Is there anything left to argue about in economics? Anything interesting, to be more precise, or important? Some say no. One hesitates to mention "The End of Economics," remembering that "The End of History" turned out not to be. But glide past that. Maybe a stronger case can be made for the idea that all of the big economic quarrels are settled than could be made for the idea that political evolution has reached its end-state.
On the face of it, the notion of a prevailing economic consensus is plausible. The Western market-based economy had only one real rival—socialist central planning—and we know what became of that. The Communist implosion of the late 1980s was felt beyond the borders of the Soviet Union and its empire. Even though, by this time, communism was not much advocated anywhere else, its abject failure sapped the confidence of the Left worldwide, and as a result, the political-economic center of gravity, especially in Europe and in the developing countries, nudged perceptibly to the right.
At home, President Reagan had embarked on a program of deregulation and tax reform earlier that decade. Even before that, Prime Minister Margaret Thatcher had begun to privatize Britain's nationalized industries. Both found the results to their liking, in both political and economic terms. After the fall of the Berlin Wall, this invigorated conservatism met up with a suddenly diminished conviction on the left. Before long, the economic frontiers of the state were being rolled back all over the world. The idea that the government was good at running steel mills, or power stations, or telecom companies—up to then widely accepted in much of the world—was mostly abandoned.
This shift coincided, especially in poor countries, with a new emphasis on foreign trade (which, like privatization and deregulation, is another form of exposure to market forces). In 1991 even India, up to then run by dogged central planners, slowly began to open itself to the world economy. China, despite its official loyalty to Communist ideology, had already moved a long way down the same path. A new age of globalization was at hand, with a stirring triumphalist literature close behind. Today, much the larger part of the world's population is ruled by governments that accept, or say they do, prevailing mainstream thinking on trade and on a comparatively modest role for the state in managing industries.
A smaller role for government, a greater role for markets and international trade in guiding the economy—this is the new orthodoxy. So, yes, you might well ask, what remains to argue about?
Plenty, unfortunately. Look at this another way. The argument between communism and capitalism was as dramatic as one could wish, and it was extraordinarily important—literally a matter of life and death for millions of people. But at the same time, it was intellectually frivolous. Nobody paying attention needed 1989 to tell them that communism was a failed and bankrupt system. It was already well known by then that central planning was a self-deluding pathology. To state the obvious, in Western Europe and in parts of Asia (as well as in the United States, of course) the modern market-based economy was firmly entrenched long before communism collapsed. In practical terms, 1989 changed little in those places. Those events merely took a heterodoxy that was already ignored or defeated, and buried it 6 feet deep.

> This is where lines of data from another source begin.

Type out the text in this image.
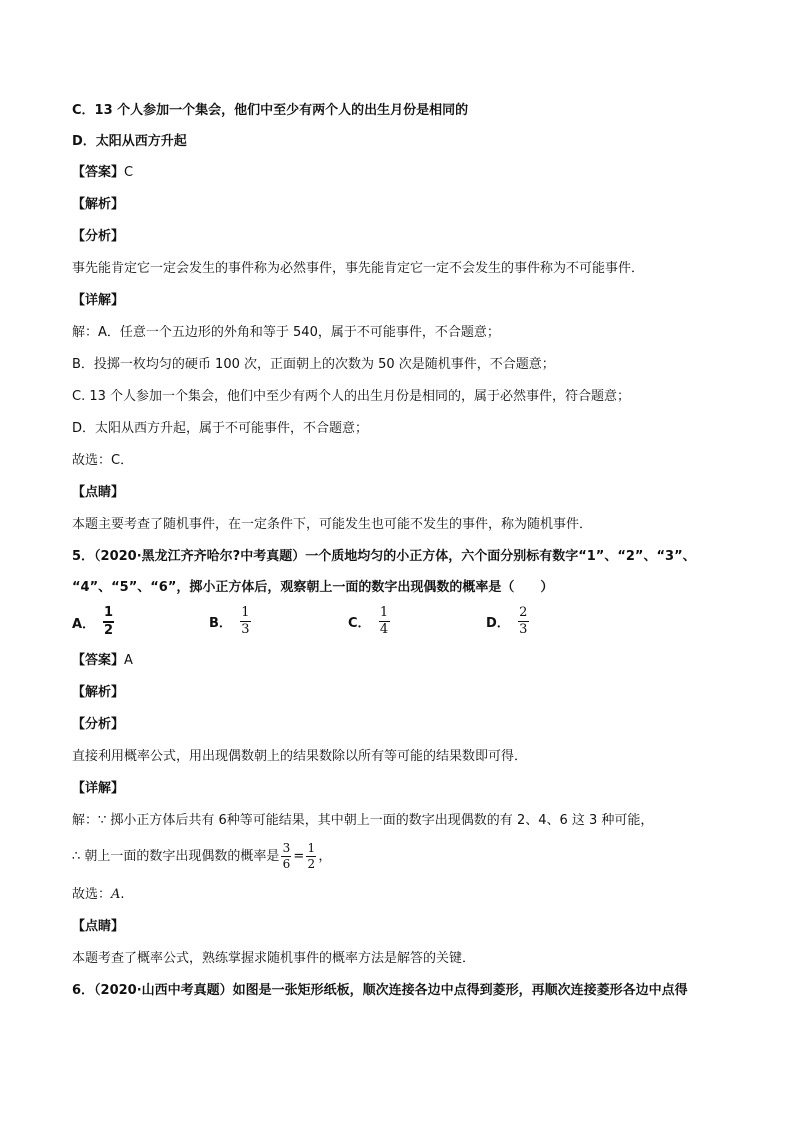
C．13 个人参加一个集会，他们中至少有两个人的出生月份是相同的
D．太阳从西方升起
【答案】C
【解析】
【分析】
事先能肯定它一定会发生的事件称为必然事件，事先能肯定它一定不会发生的事件称为不可能事件．
【详解】
解：A．任意一个五边形的外角和等于 540，属于不可能事件，不合题意；
B．投掷一枚均匀的硬币 100 次，正面朝上的次数为 50 次是随机事件，不合题意；
C. 13 个人参加一个集会，他们中至少有两个人的出生月份是相同的，属于必然事件，符合题意；
D．太阳从西方升起，属于不可能事件，不合题意；
故选：C．
【点睛】
本题主要考查了随机事件，在一定条件下，可能发生也可能不发生的事件，称为随机事件．
5．（2020·黑龙江齐齐哈尔?中考真题）一个质地均匀的小正方体，六个面分别标有数字“1”、“2”、“3”、
“4”、“5”、“6”，掷小正方体后，观察朝上一面的数字出现偶数的概率是（　　）
A． $\frac{1}{2}$	B． $\frac{1}{3}$	C． $\frac{1}{4}$	D． $\frac{2}{3}$
【答案】A
【解析】
【分析】
直接利用概率公式，用出现偶数朝上的结果数除以所有等可能的结果数即可得．
【详解】
解：∵ 掷小正方体后共有 6种等可能结果，其中朝上一面的数字出现偶数的有 2、4、6 这 3 种可能，
∴ 朝上一面的数字出现偶数的概率是
3
6
=
1
2
，
故选：A.
【点睛】
本题考查了概率公式，熟练掌握求随机事件的概率方法是解答的关键．
6．（2020·山西中考真题）如图是一张矩形纸板，顺次连接各边中点得到菱形，再顺次连接菱形各边中点得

It would be difficult to overstate the importance of the new economic thinking in other parts of the world—in the former Soviet Union itself, in Eastern Europe, and in many developing countries, especially vastly populous ones such as India and China. Poverty is falling faster than ever before in world history because of market-based economies. Western Europe's retreat from nationalization may not rise quite to that exalted standard, but it too is an important thing in its own right. Yet the fact remains that in the rich world, especially in America and Europe, the biggest economic issues—the ones where the most is at stake, in terms of individual liberty and economic well-being—are as bitterly contested today as they ever were.
Take trade policy, the oldest economic controversy. All of those disputes are now settled, right? They are not. In 2005, the costs of agricultural protection are still enormous, and political resistance to farm-trade reform is still intense. The Doha Round of global trade talks—which matters a lot to the developing countries—is in jeopardy as a result. Trade barriers are still costing the United States a fortune: about $500 billion a year, or $5,000 per household, according to Gary Clyde Hufbauer of the Institute for International Economics.